I have a fork of Kubernetes in my Github account for preparing pull requests. I can clone my repository to my development workstation using git clone:

> git clone [email protected]:kelcecil/kubernetes.git
Cloning into 'kubernetes'...
remote: Counting objects: 162966, done.
remote: Compressing objects: 100% (6/6), done.
remote: Total 162966 (delta 0), reused 0 (delta 0), pack-reused 162960
Receiving objects: 100% (162966/162966), 124.80 MiB | 8.79 MiB/s, done.
Resolving deltas: 100% (106653/106653), done.
Checking connectivity... done.

The URI used in the git clone command is stored as a remote named origin. We can verify this very easily using git remote:

> git remote -v                                                                   
origin  [email protected]:kelcecil/kubernetes.git (fetch)
origin  [email protected]:kelcecil/kubernetes.git (push)

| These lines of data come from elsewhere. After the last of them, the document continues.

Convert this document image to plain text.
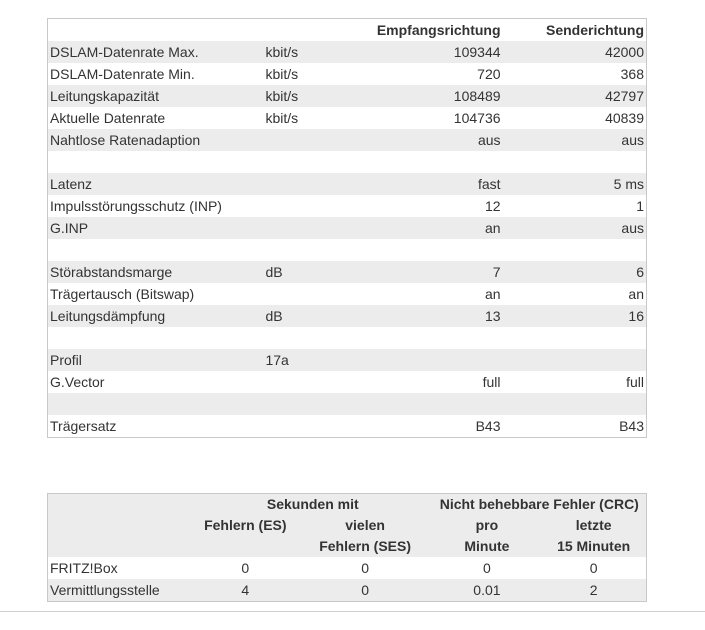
		Empfangsrichtung	Senderichtung
DSLAM-Datenrate Max.	kbit/s	109344	42000
DSLAM-Datenrate Min.	kbit/s	720	368
Leitungskapazität	kbit/s	108489	42797
Aktuelle Datenrate	kbit/s	104736	40839
Nahtlose Ratenadaption		aus	aus

Latenz		fast	5 ms
Impulsstörungsschutz (INP)		12	1
G.INP		an	aus

Störabstandsmarge	dB	7	6
Trägertausch (Bitswap)		an	an
Leitungsdämpfung	dB	13	16

Profil	17a		
G.Vector		full	full

Trägersatz		B43	B43
	Sekunden mit		Nicht behebbare Fehler (CRC)	
	Fehlern (ES)	vielen	pro	letzte
		Fehlern (SES)	Minute	15 Minuten
FRITZ!Box	0	0	0	0
Vermittlungsstelle	4	0	0.01	2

This remote named origin is the repository location we are referring to when we perform git push origin master or git pull origin master. origin is only one possible location, and we can add other remote repositories such as the upstream repository that we’d like to pull data from. Let’s add the main Kubernetes repository as a remote named upstream using git remote add.

> git remote add upstream [email protected]:kubernetes/kubernetes.git
> git remote -v
origin  [email protected]:kelcecil/kubernetes.git (fetch)
origin  [email protected]:kelcecil/kubernetes.git (push)
upstream        [email protected]:kubernetes/kubernetes.git (fetch)
upstream        [email protected]:kubernetes/kubernetes.git (push)

We can now easily update our code from the upstream Kubernetes repository with a simple git pull. You can then push your repository to origin to update your forked repository.

> git pull upstream master
> git push origin master

Excellent work! Our forked repository is now up to date with the upstream repository, and we’re ready to hack on our favorite project!